Whatever you think about the level of CEO pay (most Americans think they get too much), you might expect compensation levels to at least match corporate performance. But, according to new research, the exact opposite is true. The best-paid CEOs tend to run the worst-performing companies, and the worst-paid are at the top of the best-performing companies.
MSCI, a corporate governance research group, analyzed the pay of 800 CEOs at 429 publicly traded U.S. companies over a 10-year period up to 2014. It included both base pay and stock option payouts. Then it looked at total shareholder returns over that time, including stock price growth and dividends.
If you invested $100 in the companies run by the best-paid 20% of CEOs, you would have seen a total return of $265. If you had invested $100 in the companies run by the worst-paid 20% of CEOs, you would have got back $367.
Thirty years ago, shareholders and corporate governance activists started calling for a change in how CEOs are compensated. Instead of paying CEOs primarily through their salary, they argued in favor of a higher proportion coming from stock options. This would end the "principal–agent problem" whereby CEOs had no incentive to raise share prices (because they were being paid the same whatever happened).

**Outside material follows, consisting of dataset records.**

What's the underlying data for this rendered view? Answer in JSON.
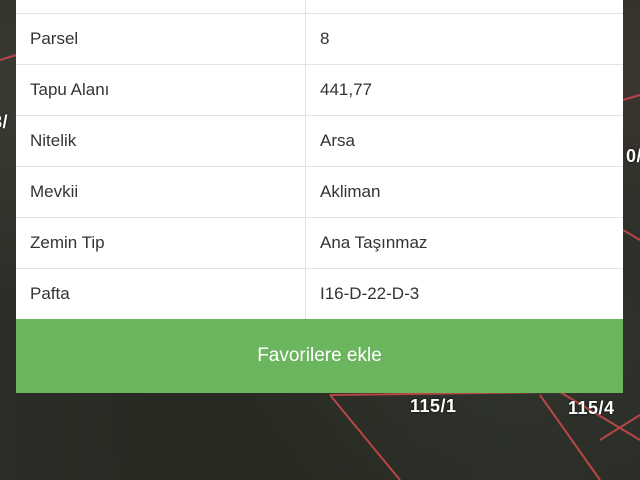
{
  "map": {
    "parcel_labels": [
      "115/1",
      "115/4",
      "8/",
      "0/"
    ]
  },
  "table": {
    "rows": [
      {
        "key": "",
        "value": ""
      },
      {
        "key": "Parsel",
        "value": "8"
      },
      {
        "key": "Tapu Alanı",
        "value": "441,77"
      },
      {
        "key": "Nitelik",
        "value": "Arsa"
      },
      {
        "key": "Mevkii",
        "value": "Akliman"
      },
      {
        "key": "Zemin Tip",
        "value": "Ana Taşınmaz"
      },
      {
        "key": "Pafta",
        "value": "I16-D-22-D-3"
      }
    ]
  },
  "actions": {
    "favorite_label": "Favorilere ekle"
  },
  "colors": {
    "button": "#6cb55f",
    "parcel_lines": "#c0504d"
  }
}
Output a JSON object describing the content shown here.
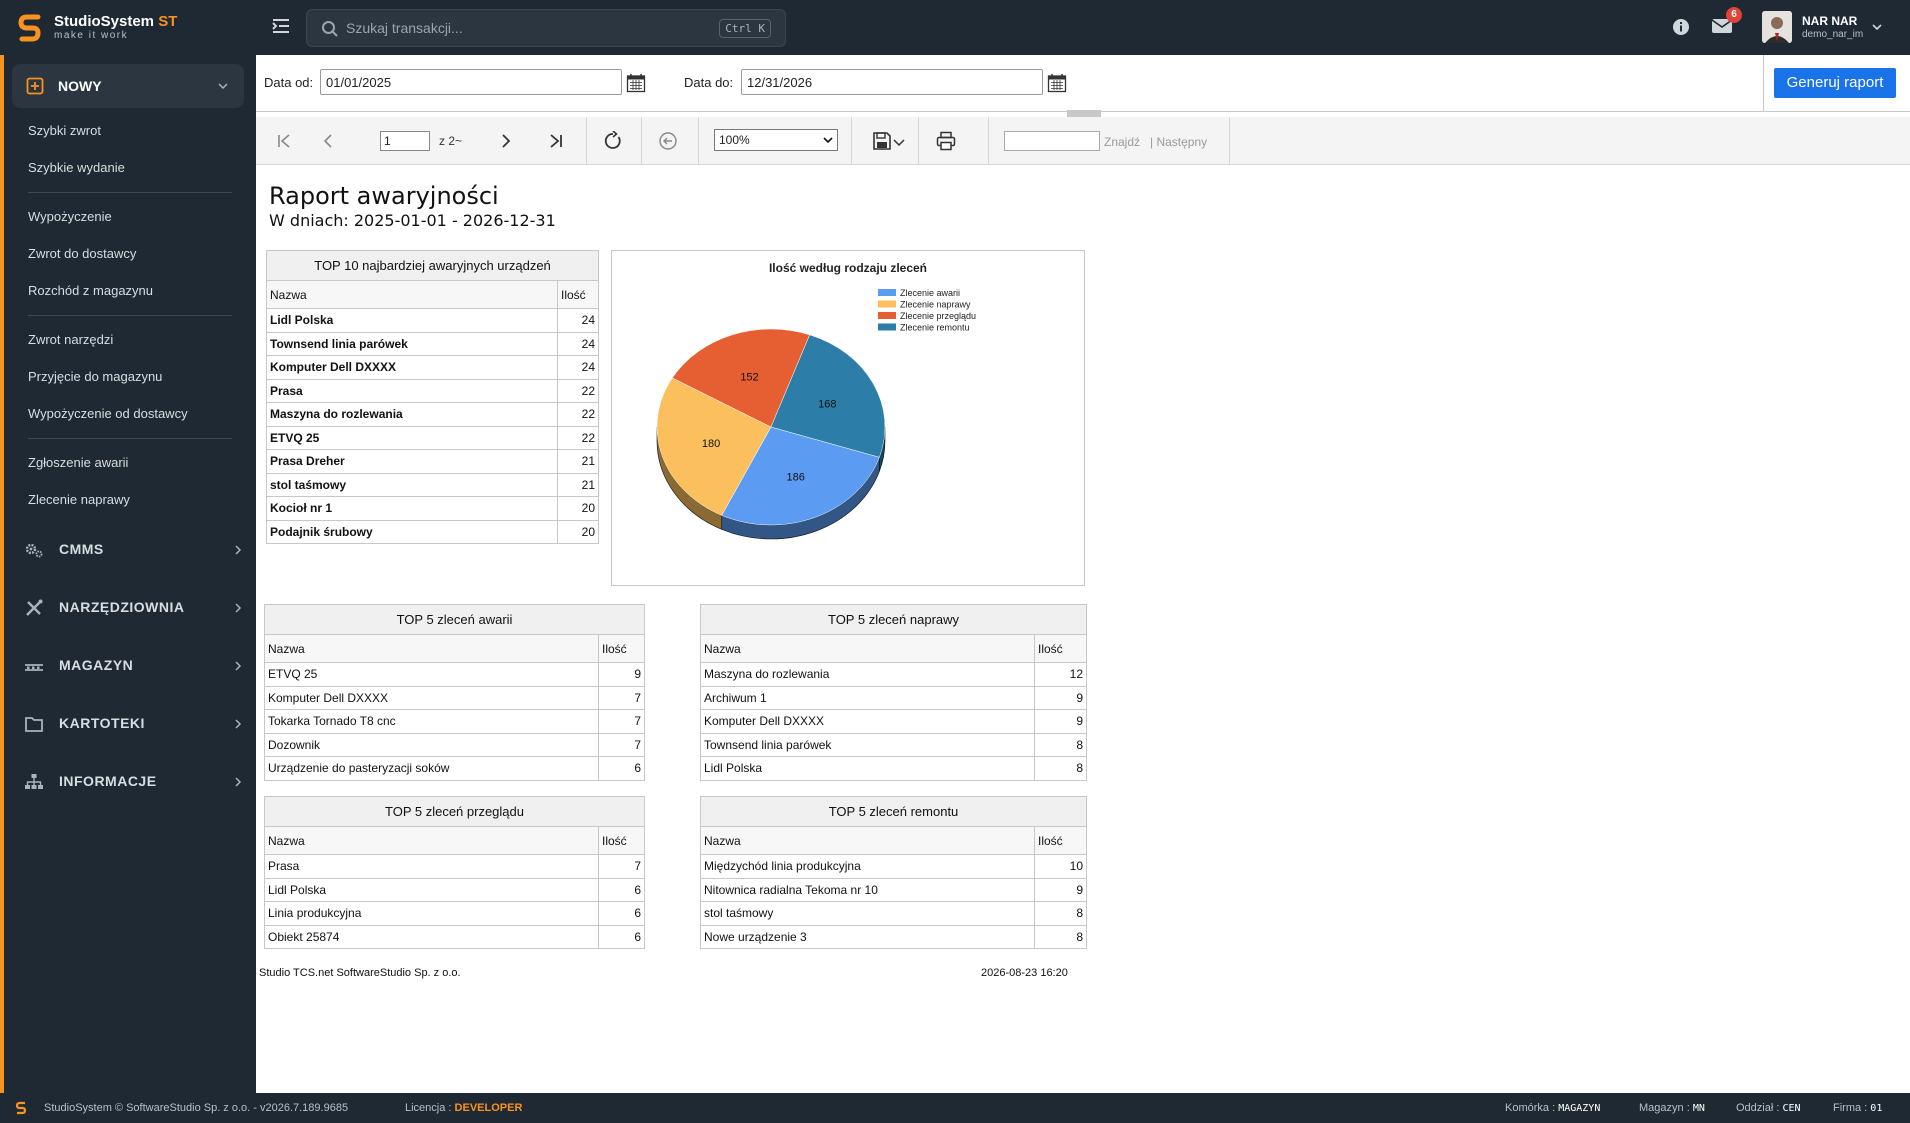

The reform clearly hasn't worked as hoped, according to MSCI. "Equity incentive awards now comprise 70% or more of total summary CEO pay in the United States, based on our calculations," it says. "Yet we found little evidence to show a link between the large proportion of pay that such awards represent and long-term company stock performance."
MSCI says short-termism could be partly to blame: CEO pay tends to be assessed based on annual performance, rather than the whole tenure of that person. If a longer period was taken into account, there might be more alignment between remuneration levels and long-term stock performance, the report argues.